Appare poi significativa di un corto circuito mediatico-giudiziario una frase scritta dall’inviato del Corriere (30 luglio): “Per chiudere l’indagine che ha stravolto la politica ligure – mettendo in fibrillazione quella nazionale – e chiedere il processo, alla Procura sono bastati appena meno di tre mesi, lo stesso tempo che Toti ha passato agli arresti domiciliari”. Sono bastati appena tre mesi? Come se non ci fossero stati quattro anni di indagini, di intercettazioni ambientali e telefoniche. E se stavano commettendo dei reati in questi quattro anni, perché la Procura non è intervenuta e ha aspettato quattro anni? Da “Mani Pulite” a “Lande Desolate”, e poi in avanti, abbiamo riscritto di fatto la norma costituzione: “La sovranità appartiene al popolo che la esercita nelle forme e nei limiti stabiliti dalle Procure della Repubblica”. E ben prima dei 5 Stelle (anzi, essi sono il frutto di una politica scellerata) abbiamo stabilito in Italia un “parlamentarismo inquisitorio” in cui il sospetto è già la prova di un reato, e gli indagati o i sospettati sono dei bersagli per gli avversari politici, e dei pesi per gli amici.

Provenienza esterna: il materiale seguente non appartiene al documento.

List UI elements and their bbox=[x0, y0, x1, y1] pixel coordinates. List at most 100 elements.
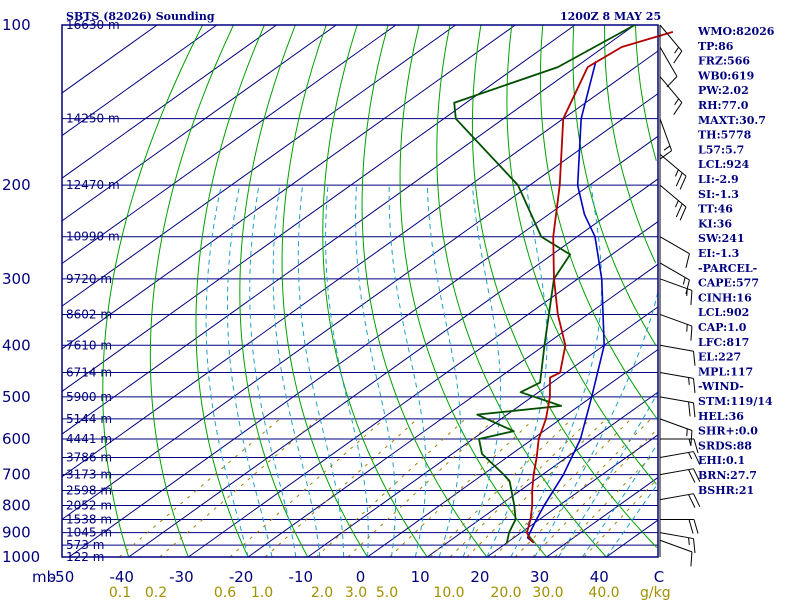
mixing-ratio-line bbox=[389, 418, 535, 558]
moist-adiabat-line bbox=[205, 185, 249, 558]
index-value: SI:-1.3 bbox=[698, 188, 739, 201]
pressure-tick-label: 400 bbox=[2, 336, 31, 354]
height-label: 14250 m bbox=[66, 112, 120, 126]
isotherm-line bbox=[486, 434, 659, 558]
index-value: SRDS:88 bbox=[698, 439, 752, 452]
index-value: MPL:117 bbox=[698, 365, 753, 378]
height-label: 573 m bbox=[66, 538, 104, 552]
moist-adiabat-line bbox=[582, 442, 659, 558]
dry-adiabat-line bbox=[506, 24, 657, 485]
wind-barb bbox=[659, 76, 683, 115]
wind-barbs bbox=[659, 24, 701, 567]
isotherm-line bbox=[128, 178, 659, 558]
isotherm-line bbox=[61, 24, 516, 350]
chart-title: SBTS (82026) Sounding bbox=[66, 10, 215, 23]
temperature-line bbox=[526, 30, 674, 544]
mixing-ratio-line bbox=[514, 418, 652, 558]
dry-adiabat-line bbox=[149, 24, 234, 558]
isotherm-line bbox=[61, 24, 277, 179]
dry-adiabat-line bbox=[361, 24, 488, 558]
isotherm-line bbox=[247, 263, 659, 558]
index-value: -WIND- bbox=[698, 380, 744, 393]
wind-barb bbox=[659, 118, 673, 160]
dry-adiabat-line bbox=[572, 24, 657, 346]
index-value: CINH:16 bbox=[698, 291, 752, 304]
plot-frame bbox=[61, 24, 659, 558]
wind-barb bbox=[659, 468, 701, 483]
wind-barb bbox=[659, 24, 683, 64]
wind-barb bbox=[659, 184, 687, 221]
wind-barb bbox=[659, 418, 693, 446]
index-value: LI:-2.9 bbox=[698, 173, 739, 186]
height-label: 9720 m bbox=[66, 272, 112, 286]
height-label: 2052 m bbox=[66, 498, 112, 512]
wind-barb bbox=[659, 532, 696, 554]
wind-barb bbox=[659, 236, 690, 268]
background-grid bbox=[61, 24, 659, 558]
isotherm-line bbox=[546, 477, 659, 558]
wind-barb bbox=[659, 278, 693, 306]
index-value: L57:5.7 bbox=[698, 143, 744, 156]
mixing-ratio-line bbox=[159, 418, 319, 558]
dry-adiabat-line bbox=[436, 24, 607, 558]
index-value: EI:-1.3 bbox=[698, 247, 739, 260]
height-label: 3786 m bbox=[66, 450, 112, 464]
index-value: HEL:36 bbox=[698, 410, 744, 423]
temperature-tick-label: -30 bbox=[169, 568, 194, 586]
index-value: PW:2.02 bbox=[698, 84, 749, 97]
height-label: 5900 m bbox=[66, 390, 112, 404]
isotherm-line bbox=[307, 306, 659, 558]
mixing-ratio-line bbox=[449, 418, 591, 558]
height-label: 7610 m bbox=[66, 338, 112, 352]
temperature-tick-label: C bbox=[654, 568, 664, 586]
dry-adiabat-line bbox=[634, 24, 657, 161]
height-label: 3173 m bbox=[66, 468, 112, 482]
isotherm-line bbox=[61, 24, 635, 435]
mixing-ratio-line bbox=[118, 418, 281, 558]
isotherm-line bbox=[367, 349, 659, 558]
sounding-profiles bbox=[453, 24, 674, 544]
isotherm-line bbox=[61, 24, 218, 136]
dry-adiabat-line bbox=[102, 24, 204, 558]
dry-adiabat-line bbox=[281, 24, 368, 558]
index-value: BSHR:21 bbox=[698, 484, 754, 497]
temperature-tick-label: 10 bbox=[411, 568, 430, 586]
dry-adiabat-line bbox=[471, 24, 658, 548]
dry-adiabat-line bbox=[604, 24, 657, 264]
wind-barb bbox=[659, 344, 696, 366]
dry-adiabat-line bbox=[195, 24, 265, 558]
moist-adiabat-line bbox=[249, 185, 297, 558]
height-label: 6714 m bbox=[66, 366, 112, 380]
mixing-ratio-tick-label: 1.0 bbox=[251, 585, 273, 600]
height-label: 4441 m bbox=[66, 432, 112, 446]
index-value: -PARCEL- bbox=[698, 262, 757, 275]
mixing-ratio-line bbox=[429, 418, 573, 558]
wind-barb bbox=[659, 493, 701, 508]
temperature-tick-label: -20 bbox=[229, 568, 254, 586]
mixing-ratio-line bbox=[583, 482, 655, 558]
moist-adiabat-line bbox=[534, 289, 659, 558]
wind-barb bbox=[659, 46, 678, 88]
isotherm-line bbox=[606, 519, 659, 558]
height-label: 16630 m bbox=[66, 18, 120, 32]
isotherm-line bbox=[61, 24, 456, 307]
index-value: LFC:817 bbox=[698, 336, 749, 349]
index-value: MAXT:30.7 bbox=[698, 114, 766, 127]
index-value: LCL:924 bbox=[698, 158, 750, 171]
height-label: 122 m bbox=[66, 550, 104, 564]
wind-barb bbox=[659, 262, 690, 295]
moist-adiabat-line bbox=[325, 185, 369, 558]
moist-adiabat-line bbox=[510, 185, 603, 558]
index-value: WMO:82026 bbox=[697, 25, 775, 38]
mixing-ratio-tick-label: 2.0 bbox=[311, 585, 333, 600]
mixing-ratio-line bbox=[347, 418, 496, 558]
temperature-tick-label: 0 bbox=[356, 568, 366, 586]
index-value: KI:36 bbox=[698, 217, 732, 230]
index-value: LCL:902 bbox=[698, 306, 749, 319]
mixing-ratio-tick-label: 40.0 bbox=[588, 585, 619, 600]
index-value: SW:241 bbox=[698, 232, 745, 245]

Se Conte e Schelin sono il futuro c’è poco da stare allegri

Da trent’anni abbiamo consegnato il voto popolare al giudizio dei pubblici ministeri. Ma la storia non conta nulla in questo paese. Se poi qualcuno crede che la corruzione (nazionale e internazionale, planetaria e cosmica) sarebbe stata spazzata via per sempre da “Mani pulite” (se non li avessero fermati) sono assai contento e felice come quando mi hanno detto che la povertà era stata eliminata. Del resto, siamo passati dalla tragedia del comizio di Occhetto, Ajala, Rutelli, con accompagnamento di monetine e girotondi, alla farsa tragicomica del comizio di Conte, Bonelli, Fratoianni che tengono in braccio la Schlein: se loro sono il “diritto al futuro”, e Meloni-Salvini-Tajani sono il presente, c’è poco da stare allegri. Ma per fortuna ci sono delle anime candide come l’on. Zanda “Ho sentito dire a Orlando, e lo condivido, che la bocciatura verso Toti fosse principalmente politica. Ciò detto mi auguro che tutta la questione giudiziaria rimanga fuori dalla campagna elettorale. E che ci si occupi di temi politici. La lotta deve essere sempre politica, non giudiziaria”.

Suscita una grande tenerezza pensare che forse ci crede: si va alle elezioni anticipate in Liguria, per scelta politica. Roba da non crederci. E se la lotta deve essere sempre politica, sarebbe ora, come aveva invocato Craxi nel suo discorso del ‘92, che il Parlamento affronti per davvero il tema dei partiti, come da Costituzione, del finanziamento pubblico, del finanziamento privato lecito e illecito, della definizione delle influenze lecite, della discrezionalità delle scelte politiche e amministrative, legittime e illegittime, stabilendo dei paletti ben precisi di distinzione tra politica e indagine giudiziaria, che deve essere libera di indagare sui reati, ma non deve e non può sostituirsi alla volontà popolare. Una volta il Salmo diceva “Beato l’uomo che non segue il consiglio degli empi, non indugia nella via dei peccatori e non siede in compagnia degli stolti”, ma devono averlo cambiato.